Schimpansen besitzen Dialekte
Kulturverlust bei Schimpansen durch menschlichen Einfluss belegt
Eine neue Studie über wild lebende Schimpansen (Pan troglodytes verus) im Taï-Nationalpark in der Elfenbeinküste zeigt, dass die Gesten, mit denen Schimpansenmännchen aus vier benachbarten Gruppen Weibchen zur Paarung auffordern, unterschiedliche Dialekte widerspiegeln könnten. Eine Geste, die hauptsächlich in einer der Gruppen verwendet wurde, verschwand nach einem Wildereivorfall vor 20 Jahren aus dem Repertoire und wurde in dieser Gesellschaft nicht wieder beobachtet. Dieser Vorfall dokumentiert einen kulturellen Verlust infolge des vom Menschen verursachten Populationsrückgangs, ein Phänomen, das bisher bei Tieren nur selten dokumentiert wurde.

So wie Menschen in verschiedenen Regionen mit unterschiedlichen Akzenten sprechen oder einzigartige Ausdrücke verwenden, haben auch viele Tiere ihre eigenen „Dialekte“. Singvögel wie Spatzen und Finken oder sogar Wale lernen ihre Lieder von anderen, was zu Variationen führt, die für eine Region ebenso einzigartig sind wie lokale Akzente beim Menschen. Bei Primaten, die phylogenetisch näher mit dem Menschen verwandt sind, gibt es jedoch erstaunlich wenige Belege für gemeinschaftsspezifische Dialekte, was ein faszinierendes Gebiet für weitere wissenschaftliche Untersuchungen darstellt.
Forschende des Taï-Schimpansen-Projekts beobachteten die Mitglieder von vier benachbarten wilden Schimpansengruppen jeden Tag von dem Moment an, in dem sie morgens ihre Nester verließen, bis zu dem Moment, in dem sie abends schlafen gingen. „Wir haben vier Arten von kommunikativen Gesten identifiziert, die von Schimpansenmännchen verwendet werden, um Weibchen zur Paarung zu bewegen: „Fersenkick“, „Knöchelklopfen“, „Blattzerreißen“ und „Astschütteln“, erklärt Erstautor Mathieu Malherbe vom Max-Planck-Institut für evolutionäre Anthropologie in Leipzig und dem Institute of Cognitive Sciences an der University Claude Bernard in Lyon. „Zwischen 2013 und 2024 haben wir Unterschiede in der Häufigkeit dieser kommunikativen Gesten zwischen benachbarten Schimpansengemeinschaften, aber auch zwischen Populationen in ganz Afrika festgestellt", fügt er hinzu.

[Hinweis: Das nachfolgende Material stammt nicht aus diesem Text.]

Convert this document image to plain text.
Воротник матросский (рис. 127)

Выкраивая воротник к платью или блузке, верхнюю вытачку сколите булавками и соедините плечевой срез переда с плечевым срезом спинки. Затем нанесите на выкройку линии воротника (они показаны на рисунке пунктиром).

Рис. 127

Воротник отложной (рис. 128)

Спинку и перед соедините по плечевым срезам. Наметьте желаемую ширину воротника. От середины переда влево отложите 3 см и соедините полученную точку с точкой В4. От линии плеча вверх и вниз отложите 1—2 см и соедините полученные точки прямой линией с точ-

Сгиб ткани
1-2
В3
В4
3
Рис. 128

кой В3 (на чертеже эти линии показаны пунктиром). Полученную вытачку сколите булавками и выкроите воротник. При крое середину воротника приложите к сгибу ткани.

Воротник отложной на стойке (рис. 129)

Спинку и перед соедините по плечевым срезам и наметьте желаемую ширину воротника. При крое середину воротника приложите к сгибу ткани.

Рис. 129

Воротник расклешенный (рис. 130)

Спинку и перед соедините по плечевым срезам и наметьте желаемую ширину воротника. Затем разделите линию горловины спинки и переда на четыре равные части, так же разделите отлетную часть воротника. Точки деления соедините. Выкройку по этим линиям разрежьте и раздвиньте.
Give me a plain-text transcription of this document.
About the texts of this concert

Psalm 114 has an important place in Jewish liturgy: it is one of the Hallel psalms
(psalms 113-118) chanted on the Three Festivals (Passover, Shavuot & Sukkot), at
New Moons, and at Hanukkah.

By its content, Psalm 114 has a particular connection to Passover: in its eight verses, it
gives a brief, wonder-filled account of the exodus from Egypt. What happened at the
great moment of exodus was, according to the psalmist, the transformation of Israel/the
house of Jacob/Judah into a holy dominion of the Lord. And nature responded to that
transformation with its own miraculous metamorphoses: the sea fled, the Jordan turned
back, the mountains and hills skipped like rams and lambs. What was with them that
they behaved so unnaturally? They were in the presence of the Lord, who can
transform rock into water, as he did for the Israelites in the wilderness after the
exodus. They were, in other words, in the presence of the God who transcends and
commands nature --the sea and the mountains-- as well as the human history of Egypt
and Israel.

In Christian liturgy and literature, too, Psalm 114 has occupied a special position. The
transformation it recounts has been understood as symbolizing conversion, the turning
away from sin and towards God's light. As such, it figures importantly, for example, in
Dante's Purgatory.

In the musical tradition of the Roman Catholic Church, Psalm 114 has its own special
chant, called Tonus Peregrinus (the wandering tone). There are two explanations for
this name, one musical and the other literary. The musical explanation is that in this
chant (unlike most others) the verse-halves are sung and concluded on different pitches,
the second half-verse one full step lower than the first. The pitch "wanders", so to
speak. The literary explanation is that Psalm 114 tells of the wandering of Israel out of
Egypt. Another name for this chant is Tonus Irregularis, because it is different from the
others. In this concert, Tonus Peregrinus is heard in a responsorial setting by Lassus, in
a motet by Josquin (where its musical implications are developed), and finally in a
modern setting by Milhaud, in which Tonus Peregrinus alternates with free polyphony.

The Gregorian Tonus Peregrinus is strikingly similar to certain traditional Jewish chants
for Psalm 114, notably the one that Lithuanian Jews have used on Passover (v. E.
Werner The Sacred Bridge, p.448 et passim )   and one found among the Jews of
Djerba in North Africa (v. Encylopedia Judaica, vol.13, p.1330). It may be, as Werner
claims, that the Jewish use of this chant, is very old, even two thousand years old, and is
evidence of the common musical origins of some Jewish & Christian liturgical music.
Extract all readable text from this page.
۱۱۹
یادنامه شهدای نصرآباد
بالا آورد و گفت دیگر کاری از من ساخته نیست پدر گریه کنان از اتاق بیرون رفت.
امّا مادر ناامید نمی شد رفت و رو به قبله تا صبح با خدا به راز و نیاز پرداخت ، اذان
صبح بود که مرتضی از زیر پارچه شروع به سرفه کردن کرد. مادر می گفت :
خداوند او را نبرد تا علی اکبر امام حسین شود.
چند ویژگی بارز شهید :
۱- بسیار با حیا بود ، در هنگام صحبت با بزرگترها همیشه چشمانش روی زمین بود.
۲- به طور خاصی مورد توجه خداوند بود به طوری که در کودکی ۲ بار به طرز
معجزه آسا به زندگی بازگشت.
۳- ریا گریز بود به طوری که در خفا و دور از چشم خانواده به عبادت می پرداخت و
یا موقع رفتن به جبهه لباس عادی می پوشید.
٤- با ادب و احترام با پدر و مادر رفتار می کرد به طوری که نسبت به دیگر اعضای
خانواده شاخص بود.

Langzeitdaten aus 45 Jahren Forschung
Anhand von Langzeitdaten aus 45 Jahren Forschung im Rahmen des Taï-Schimpansenprojekts konnten die Forschenden auch Unterschiede in der Verwendung von Gesten im Laufe der Zeit nachweisen. Diese Ergebnisse unterstreichen die Fähigkeit der nächsten lebenden Verwandten des Menschen, kulturelle Unterschiede in kommunikativen Signalen zu erzeugen. „Die konstante Verwendung derselben Signalformen für Paarungsaufforderungen innerhalb einer Gemeinschaft, aber unterschiedliche Signalformen zwischen benachbarten Gemeinschaften, die einen regelmäßigen Genfluss durch die Migration von Weibchen erfahren, deutet auf sozial erlernte Dialekte bei Schimpansen hin, ein Beweis, der bisher nur selten erbracht wurde”, sagt Catherine Crockford vom Institute of Cognitive Sciences und dem Max-Planck-Institut für evolutionäre Anthropologie, eine der leitenden Autorinnen der Studie.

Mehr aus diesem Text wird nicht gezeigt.